FREE BASS: Excavations 1 is the new solo record by Chicago’s celebrated multi-instrumentalist Joshua Abrams expected to hit the streets on June 15 on Feeding Tube Records in a vinyl only edition of 500 (includes a digital download). A quasi homage to “the 50th anniversary of the recording of the first free bass solo LP, Barre Phillips’ Journal Violone.” Let’s get right into it.
From the top Unexplain starts its venture with scribbly strings that neigh voraciously. In a fully atonal suite of seven tracks, the tone is wide-ranging from short chortle to full tilt flare, moving right into Wager. Abrams’ strings sway back and forth, and even somehow layer over each other, and it sounds like a straight up live track, no level tricks. A man bent on, well, bending the bow to its extent. Crazy large birds come to mind in the squawk within, recalling the saxophone of Boston jazz powerhouse Charlie Kohlhase. The shifting bridge makes this visceral transition less than transparent, even when his upright comes into full view.

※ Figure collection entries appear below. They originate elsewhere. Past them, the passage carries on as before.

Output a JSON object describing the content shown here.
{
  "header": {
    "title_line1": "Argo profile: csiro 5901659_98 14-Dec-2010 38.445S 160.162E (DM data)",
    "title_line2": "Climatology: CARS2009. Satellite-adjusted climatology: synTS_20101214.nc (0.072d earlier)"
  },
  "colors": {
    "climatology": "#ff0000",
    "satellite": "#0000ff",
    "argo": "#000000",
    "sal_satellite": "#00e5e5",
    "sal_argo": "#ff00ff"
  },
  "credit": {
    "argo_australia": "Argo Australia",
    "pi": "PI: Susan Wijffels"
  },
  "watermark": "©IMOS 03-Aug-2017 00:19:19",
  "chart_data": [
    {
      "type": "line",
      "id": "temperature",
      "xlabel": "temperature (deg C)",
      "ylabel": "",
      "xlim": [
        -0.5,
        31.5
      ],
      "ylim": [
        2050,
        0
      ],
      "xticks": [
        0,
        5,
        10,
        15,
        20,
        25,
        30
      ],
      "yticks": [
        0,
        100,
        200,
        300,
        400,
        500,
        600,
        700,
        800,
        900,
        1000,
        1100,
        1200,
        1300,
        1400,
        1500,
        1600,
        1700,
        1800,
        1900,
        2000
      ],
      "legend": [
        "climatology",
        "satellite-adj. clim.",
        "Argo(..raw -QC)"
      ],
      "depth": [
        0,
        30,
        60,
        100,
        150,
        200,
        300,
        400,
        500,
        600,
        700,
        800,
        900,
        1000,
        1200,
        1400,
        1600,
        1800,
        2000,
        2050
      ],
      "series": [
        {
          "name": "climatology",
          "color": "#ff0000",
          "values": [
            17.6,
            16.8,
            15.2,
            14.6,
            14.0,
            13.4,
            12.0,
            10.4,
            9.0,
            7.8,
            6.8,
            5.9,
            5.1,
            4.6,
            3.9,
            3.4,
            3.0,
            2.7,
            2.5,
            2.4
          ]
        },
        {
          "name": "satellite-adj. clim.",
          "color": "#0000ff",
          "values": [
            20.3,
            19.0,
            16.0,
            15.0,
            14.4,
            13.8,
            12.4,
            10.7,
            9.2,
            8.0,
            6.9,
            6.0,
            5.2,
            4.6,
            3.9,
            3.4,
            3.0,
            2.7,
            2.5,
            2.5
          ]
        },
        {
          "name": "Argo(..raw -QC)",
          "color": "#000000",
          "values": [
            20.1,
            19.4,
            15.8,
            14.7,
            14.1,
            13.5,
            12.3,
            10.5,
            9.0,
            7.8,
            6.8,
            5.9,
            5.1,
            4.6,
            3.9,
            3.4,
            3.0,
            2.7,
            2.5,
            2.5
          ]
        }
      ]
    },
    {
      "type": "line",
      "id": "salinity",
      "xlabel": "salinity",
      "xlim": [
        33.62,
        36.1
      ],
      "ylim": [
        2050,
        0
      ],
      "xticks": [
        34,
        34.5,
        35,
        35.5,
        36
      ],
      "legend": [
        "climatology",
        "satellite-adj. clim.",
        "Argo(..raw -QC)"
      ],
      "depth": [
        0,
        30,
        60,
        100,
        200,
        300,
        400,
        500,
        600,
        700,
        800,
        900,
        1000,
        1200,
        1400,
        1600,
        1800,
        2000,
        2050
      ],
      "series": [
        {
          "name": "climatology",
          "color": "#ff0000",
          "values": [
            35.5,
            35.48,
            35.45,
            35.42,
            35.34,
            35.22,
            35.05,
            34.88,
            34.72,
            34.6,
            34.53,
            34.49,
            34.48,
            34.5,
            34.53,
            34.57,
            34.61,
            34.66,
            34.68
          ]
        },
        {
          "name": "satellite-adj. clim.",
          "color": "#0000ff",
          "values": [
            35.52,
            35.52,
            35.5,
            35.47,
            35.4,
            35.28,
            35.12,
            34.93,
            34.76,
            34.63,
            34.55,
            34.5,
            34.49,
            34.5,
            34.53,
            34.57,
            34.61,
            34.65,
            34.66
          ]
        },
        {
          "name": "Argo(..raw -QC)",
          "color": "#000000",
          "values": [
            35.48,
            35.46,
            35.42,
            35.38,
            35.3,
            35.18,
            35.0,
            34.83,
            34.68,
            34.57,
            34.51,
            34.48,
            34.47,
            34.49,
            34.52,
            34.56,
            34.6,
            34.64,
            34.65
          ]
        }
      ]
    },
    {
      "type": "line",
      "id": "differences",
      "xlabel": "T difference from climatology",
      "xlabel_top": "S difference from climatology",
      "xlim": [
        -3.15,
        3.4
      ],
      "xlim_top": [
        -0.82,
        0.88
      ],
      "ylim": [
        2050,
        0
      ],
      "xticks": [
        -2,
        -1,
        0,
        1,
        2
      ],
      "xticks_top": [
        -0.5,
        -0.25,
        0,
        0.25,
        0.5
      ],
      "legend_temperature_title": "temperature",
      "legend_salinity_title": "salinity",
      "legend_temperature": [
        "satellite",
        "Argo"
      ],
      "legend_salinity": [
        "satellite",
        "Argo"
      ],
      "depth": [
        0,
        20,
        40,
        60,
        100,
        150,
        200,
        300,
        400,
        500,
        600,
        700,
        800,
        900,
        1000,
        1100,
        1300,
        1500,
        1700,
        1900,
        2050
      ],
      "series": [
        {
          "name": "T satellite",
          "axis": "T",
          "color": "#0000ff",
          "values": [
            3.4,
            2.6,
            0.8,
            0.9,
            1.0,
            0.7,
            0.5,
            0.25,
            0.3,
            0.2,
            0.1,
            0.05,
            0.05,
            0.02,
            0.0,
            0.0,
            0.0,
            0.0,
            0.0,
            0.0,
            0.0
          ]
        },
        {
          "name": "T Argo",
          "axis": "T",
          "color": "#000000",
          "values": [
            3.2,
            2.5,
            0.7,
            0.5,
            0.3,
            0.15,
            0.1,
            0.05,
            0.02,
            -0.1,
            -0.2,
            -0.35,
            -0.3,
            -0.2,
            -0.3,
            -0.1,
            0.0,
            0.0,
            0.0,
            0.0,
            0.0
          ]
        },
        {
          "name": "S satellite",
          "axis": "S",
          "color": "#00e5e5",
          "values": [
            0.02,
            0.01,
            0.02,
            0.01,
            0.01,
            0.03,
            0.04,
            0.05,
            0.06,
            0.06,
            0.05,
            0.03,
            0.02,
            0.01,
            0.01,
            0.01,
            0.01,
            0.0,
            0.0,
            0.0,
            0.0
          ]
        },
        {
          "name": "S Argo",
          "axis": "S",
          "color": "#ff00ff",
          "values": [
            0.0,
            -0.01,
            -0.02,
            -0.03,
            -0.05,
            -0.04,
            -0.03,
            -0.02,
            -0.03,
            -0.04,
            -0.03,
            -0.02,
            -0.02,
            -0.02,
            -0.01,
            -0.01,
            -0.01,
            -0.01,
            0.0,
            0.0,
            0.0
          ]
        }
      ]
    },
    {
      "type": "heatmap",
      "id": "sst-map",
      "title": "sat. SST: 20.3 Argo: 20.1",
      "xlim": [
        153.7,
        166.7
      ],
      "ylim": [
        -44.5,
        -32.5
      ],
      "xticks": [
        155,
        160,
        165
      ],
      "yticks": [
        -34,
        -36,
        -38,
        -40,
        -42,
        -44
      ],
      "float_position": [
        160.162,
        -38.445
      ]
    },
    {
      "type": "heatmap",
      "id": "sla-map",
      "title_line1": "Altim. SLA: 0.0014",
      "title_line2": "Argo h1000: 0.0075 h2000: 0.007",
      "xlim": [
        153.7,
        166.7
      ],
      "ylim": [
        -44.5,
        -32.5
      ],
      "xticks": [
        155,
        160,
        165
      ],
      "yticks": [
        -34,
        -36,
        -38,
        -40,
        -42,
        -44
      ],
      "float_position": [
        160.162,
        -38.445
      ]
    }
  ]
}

The gurgling murmur of the all-too-short Branches slides effortlessly into the manic mechanic Buzzards that is simply off the rails. Having just recently witnessed two of these wild-winged creatures just tear up the carcass of a squirrel in front of my house, I hear, loud and clear, what he’s going for. It’s percussion by way of any means at hand, rap-tap upon the belly of the beast, and do I hear coins rolling around? The track saws away, and for a moment one might imagine him tearing the chest of his instrument apart hoping to bear some golden doubloons. But, it’s not that kinda treasure chest. However, there is that grinding tool at work, venturing to locate something or other. A highly tactile, visceral set of aural contortions that do not relent on Lingo, in fact, go even further in dynamic scope. Sound effects aside, this man might have to get his instrument retooled after such a sweaty playing workout. As a listener you will be on the edge of your seat here, wondering about potential outcomes.

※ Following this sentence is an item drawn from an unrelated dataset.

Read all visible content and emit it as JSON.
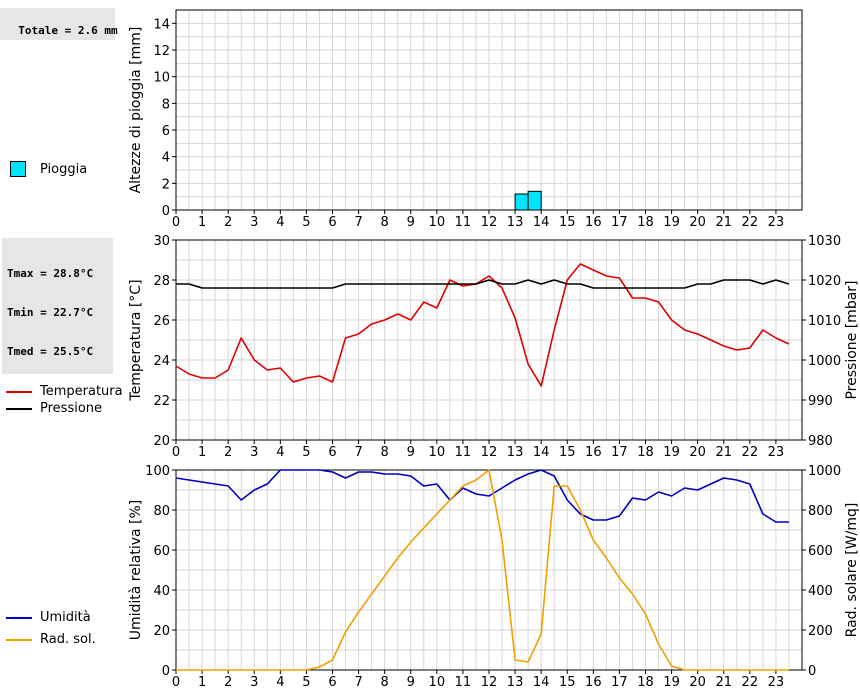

This is the kind of record that could easily become digitally remixed by others, with even more effects, likely electronic. But even stripped down, it stands its ground, and is as, if not more sonic than most likely contenders in the field. To call this ‘out jazz’ would even be a bit of a shortcoming, it’s so experimental and not at all just a heap of so-called noise. It’s active listening to a great extent, though Dag gets on my nerves after the last few pieces. Maybe it’s supposed to provoke me, maybe it’s a form of self determination to finish a technical challenge, or argument(?). Though don’t fret (?), bass heavy, breathy relief comes in the form of a somewhat truncated conclusion here with Scratching On It. Even with the volume less than half way up, my office floor trembles. This record is a far cry from the harmonious strangeness of, say, his out-of-print Magnetoception (2013). But here, there’s never a harshness, always keeping its cool, and stirring-up a blurry ending that leaves you on an ambiguous note. Recommended.